学部長メッセージ

富山大学人文学部へようこそ!
 人文学部の歴史は,昭和24(1949)年に富山大学が発足した時に遡ることができます。当初,文理学部として誕生しましたが,昭和52(1977)年に文理学部から独立し人文学部になりました。その後,昭和53(1978)年には,大学院文学研究科修士課程が設置され,現在の学部から大学院までの教育研究体制ができたのです。   

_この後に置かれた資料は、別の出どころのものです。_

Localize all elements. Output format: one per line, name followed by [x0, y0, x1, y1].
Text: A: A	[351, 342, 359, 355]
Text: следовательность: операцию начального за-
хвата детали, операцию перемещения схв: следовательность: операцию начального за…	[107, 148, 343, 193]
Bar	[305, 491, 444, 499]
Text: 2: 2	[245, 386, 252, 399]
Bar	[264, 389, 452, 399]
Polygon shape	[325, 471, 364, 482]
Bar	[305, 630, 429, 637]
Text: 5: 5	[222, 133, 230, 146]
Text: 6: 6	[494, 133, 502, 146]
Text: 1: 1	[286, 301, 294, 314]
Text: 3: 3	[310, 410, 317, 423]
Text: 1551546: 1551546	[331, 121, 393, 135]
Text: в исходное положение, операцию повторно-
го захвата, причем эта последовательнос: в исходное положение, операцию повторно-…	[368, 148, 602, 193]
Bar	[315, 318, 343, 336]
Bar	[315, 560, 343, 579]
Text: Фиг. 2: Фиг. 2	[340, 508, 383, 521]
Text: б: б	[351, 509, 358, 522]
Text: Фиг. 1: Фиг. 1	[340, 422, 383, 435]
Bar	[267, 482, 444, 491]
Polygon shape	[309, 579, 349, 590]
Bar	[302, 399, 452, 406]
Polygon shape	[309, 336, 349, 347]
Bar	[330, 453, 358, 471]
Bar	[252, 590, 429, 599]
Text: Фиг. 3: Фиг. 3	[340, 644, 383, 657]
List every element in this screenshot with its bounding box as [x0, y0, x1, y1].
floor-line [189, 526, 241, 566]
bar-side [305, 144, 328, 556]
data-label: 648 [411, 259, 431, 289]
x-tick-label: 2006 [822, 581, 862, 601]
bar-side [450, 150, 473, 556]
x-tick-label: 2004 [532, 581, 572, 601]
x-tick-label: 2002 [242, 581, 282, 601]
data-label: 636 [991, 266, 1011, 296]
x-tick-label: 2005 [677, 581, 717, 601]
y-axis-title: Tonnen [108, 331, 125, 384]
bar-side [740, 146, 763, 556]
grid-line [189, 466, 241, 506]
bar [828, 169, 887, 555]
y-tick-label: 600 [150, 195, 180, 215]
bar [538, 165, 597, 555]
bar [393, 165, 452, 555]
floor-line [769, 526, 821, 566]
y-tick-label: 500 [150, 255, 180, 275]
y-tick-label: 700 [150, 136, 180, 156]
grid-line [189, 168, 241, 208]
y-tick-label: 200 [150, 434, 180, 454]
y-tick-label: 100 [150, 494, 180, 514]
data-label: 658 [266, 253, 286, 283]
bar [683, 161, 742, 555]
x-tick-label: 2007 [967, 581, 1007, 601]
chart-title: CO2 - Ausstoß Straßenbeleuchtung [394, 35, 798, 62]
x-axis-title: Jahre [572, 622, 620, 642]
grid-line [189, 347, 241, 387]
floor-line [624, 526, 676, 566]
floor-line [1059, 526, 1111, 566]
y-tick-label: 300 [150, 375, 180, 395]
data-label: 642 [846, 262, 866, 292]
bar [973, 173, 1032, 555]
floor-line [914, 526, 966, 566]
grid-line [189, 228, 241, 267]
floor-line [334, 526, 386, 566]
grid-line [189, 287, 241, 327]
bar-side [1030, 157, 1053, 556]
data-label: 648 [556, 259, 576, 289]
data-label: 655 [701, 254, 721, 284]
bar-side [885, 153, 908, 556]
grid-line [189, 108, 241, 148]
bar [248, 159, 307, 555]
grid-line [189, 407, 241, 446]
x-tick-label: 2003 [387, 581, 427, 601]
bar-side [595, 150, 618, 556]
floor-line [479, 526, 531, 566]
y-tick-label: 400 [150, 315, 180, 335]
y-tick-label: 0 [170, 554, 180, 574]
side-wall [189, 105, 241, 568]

 本学部には,1学科に23の教育・研究分野があります。心理学,言語学・日本語教育学,哲学・人間学,歴史学(考古・西洋史・東洋史・日本史),言語文化(日本語学・日本文学・イギリス言語文化・アメリカ言語文化・フランス言語文化・ドイツ語言語文化・ロシア言語文化・朝鮮語言語文化・中国語言語文化)などの伝統的な基礎研究分野,現代社会の諸問題を中心に扱う社会学,文化に関する事象を扱う文化人類学,人文地理学,そして,国際文化論,国際関係論などの学際的分野などです。人文学部が有する研究分野は多岐にわたりますが,他の国立大学と比較した時,考古学や文化人類学,人文地理学,朝鮮語・朝鮮文学,ロシア語・ロシア文学などは,比較的珍しい分野と言えるでしょう。

 入学後,新入生の皆さんはまず,幅広い知識と豊かな人間性を育むために教養教育科目と1年次向け専門科目を受講します。そこでは,英語以外の新修外国語(フランス語,ドイツ語,ロシア語,朝鮮語,中国語のいずれか)も学ぶことが求められます。2年次からは,自分の関心に基づき,専門分野を選択し,それぞれの専門分野の深く幅広い知識を身に着ける一方,調査力,語学力,思考力,表現力などを磨いていきます。そして,4年次になると,それぞれが獲得した専門知識を基に,自らが設定したテーマで卒業論文を仕上げます。ここでは,4年間培った様々な能力やスキルが活かされ,同時に,専門的知見が更に深まるはずです。

 人文学とは,人間とは何か,人間社会とは何かを深く知る学問であり,全ての学問の基本ともいえます。本学部で獲得した知識と磨いた調査力,語学力,思考力などのスキルは,卒業後,社会の様々な分野においてもその力を発揮することでしょう。必ずや,社会で活躍できる,適応能力の高い人材となることでしょう。 実際,卒業生の進路を見ると,様々な分野の第一線で活躍しています。

 入学後は,人文学部でしか得られない文化的で知的な関心を更に深め,ことばや文学や文献を通して,自らの疑問や知的課題を解き明かすことの面白さを味わい,深い洞察力と豊かな人間観を培っていただきたいと思います。また,少人数ゼミのメリットを生かし,豊かな人間関係を形成してください。同じ志をもつ学友との出会いも大きな財産になることでしょう。そして,社会に貢献できる人材として巣立ってほしいと思います。

 皆さんの学生生活が順調で豊かであるために,私たち教職員は全力でサポートします。